New Safety Regulations Aimed To Keep Sleepy Pilots Out Of The Cockpit, ATA Disagrees

by Frieda Flyer on February 14, 2011

in Commercial Air Travel

According to Senator Charles Schumer of New York, the industry is trying to “water down” the August 2010 safety regulations he sponsored after 50 people lost their lives in the February 2009 crash of Colgan Air Flight 3407.

The new regulations include more training for pilots, crew, flight attendants, engineers and dispatchers to be in place by October.  Also included are regulations aimed at keeping drowsy or overworked pilots out of the cockpits.  Schumer told the Associated Press he will call on the FAA to fight industry efforts to weaken the regulations.  Although not the direct cause of the crash near Buffalo, the NTSB found both pilots were probably fatigued.

“Rather than work to water-down vital safety regulations, we need the airline industry to come to the table to ensure we have the greatest possible protections for airplane passengers,” said Schumer, who was releasing letters to the FAA on Sunday. “The airline industry needs to recognize that the safer passengers feel, the more likely they will be to fly. Greater safety standards benefit the industry and most importantly, benefit the American public.”

The Air Transport Association, an airline “trade association,” stated improvements to insure the safety of passengers and crew is a continuous process and is their number one priority.  The Association contends the rules will not improve safety as they are currently written.

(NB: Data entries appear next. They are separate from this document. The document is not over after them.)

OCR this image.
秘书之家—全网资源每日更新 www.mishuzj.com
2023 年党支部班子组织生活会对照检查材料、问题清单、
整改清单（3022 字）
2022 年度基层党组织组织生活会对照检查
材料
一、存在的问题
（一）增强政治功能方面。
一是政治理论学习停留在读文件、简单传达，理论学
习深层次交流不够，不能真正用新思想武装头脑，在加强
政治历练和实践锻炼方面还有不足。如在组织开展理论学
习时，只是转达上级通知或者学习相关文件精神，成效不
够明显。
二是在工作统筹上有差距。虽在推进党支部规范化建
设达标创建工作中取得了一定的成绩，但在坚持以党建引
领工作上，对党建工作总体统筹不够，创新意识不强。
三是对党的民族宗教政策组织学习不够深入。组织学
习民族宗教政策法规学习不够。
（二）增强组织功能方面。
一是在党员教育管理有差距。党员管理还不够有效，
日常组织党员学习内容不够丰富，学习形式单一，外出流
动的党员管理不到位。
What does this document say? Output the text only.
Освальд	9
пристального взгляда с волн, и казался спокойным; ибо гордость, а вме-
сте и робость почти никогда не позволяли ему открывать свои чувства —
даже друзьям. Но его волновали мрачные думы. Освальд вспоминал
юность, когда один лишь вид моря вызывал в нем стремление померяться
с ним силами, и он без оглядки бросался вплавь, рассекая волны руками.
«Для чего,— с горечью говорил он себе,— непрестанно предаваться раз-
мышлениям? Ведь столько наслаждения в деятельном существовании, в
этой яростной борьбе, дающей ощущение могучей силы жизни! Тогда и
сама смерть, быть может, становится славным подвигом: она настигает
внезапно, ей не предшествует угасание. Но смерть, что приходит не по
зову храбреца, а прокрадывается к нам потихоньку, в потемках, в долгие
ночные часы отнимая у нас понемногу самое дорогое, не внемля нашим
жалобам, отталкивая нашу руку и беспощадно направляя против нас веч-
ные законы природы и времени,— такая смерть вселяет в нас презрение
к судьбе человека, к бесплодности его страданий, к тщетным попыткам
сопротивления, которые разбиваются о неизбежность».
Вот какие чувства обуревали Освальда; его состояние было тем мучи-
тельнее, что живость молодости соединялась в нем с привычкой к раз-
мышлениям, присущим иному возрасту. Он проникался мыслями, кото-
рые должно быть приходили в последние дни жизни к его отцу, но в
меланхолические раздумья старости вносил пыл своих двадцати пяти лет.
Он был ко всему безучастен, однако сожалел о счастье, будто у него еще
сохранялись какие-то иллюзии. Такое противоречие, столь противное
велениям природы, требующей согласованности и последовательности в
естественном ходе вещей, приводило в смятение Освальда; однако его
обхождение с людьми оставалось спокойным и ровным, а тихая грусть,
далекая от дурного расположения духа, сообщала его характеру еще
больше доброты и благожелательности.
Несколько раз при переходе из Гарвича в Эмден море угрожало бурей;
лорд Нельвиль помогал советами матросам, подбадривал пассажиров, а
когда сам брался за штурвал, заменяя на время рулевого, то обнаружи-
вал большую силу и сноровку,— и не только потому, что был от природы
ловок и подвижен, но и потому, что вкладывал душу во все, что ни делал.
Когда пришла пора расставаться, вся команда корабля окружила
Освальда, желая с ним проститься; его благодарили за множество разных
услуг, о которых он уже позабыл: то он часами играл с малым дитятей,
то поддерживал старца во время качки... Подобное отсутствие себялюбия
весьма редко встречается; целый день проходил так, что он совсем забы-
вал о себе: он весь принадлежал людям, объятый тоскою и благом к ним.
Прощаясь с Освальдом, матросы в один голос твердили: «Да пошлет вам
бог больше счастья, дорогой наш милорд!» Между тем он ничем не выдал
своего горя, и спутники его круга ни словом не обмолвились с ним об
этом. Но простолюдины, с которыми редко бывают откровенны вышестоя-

Nonscheduled airlines such as those carrying troops and military cargo worldwide want to be exempt from the new regulations due to the unpredictable nature of their jobs.  The FAA refuses to create separate rules for nonscheduled airlines and pilots’ unions oppose a bill that would exempt the nonscheduled airlines.

According to Schumer, the Air Transportation Association sent a letter to lawmakers calling the new regulations unnecessary and bad for business.

I would think flying with overly tired, under-trained pilots and crew and deadly crashes would be bad for business as well.   But apparently the Washington, D.C.–headquartered ATA thinks otherwise.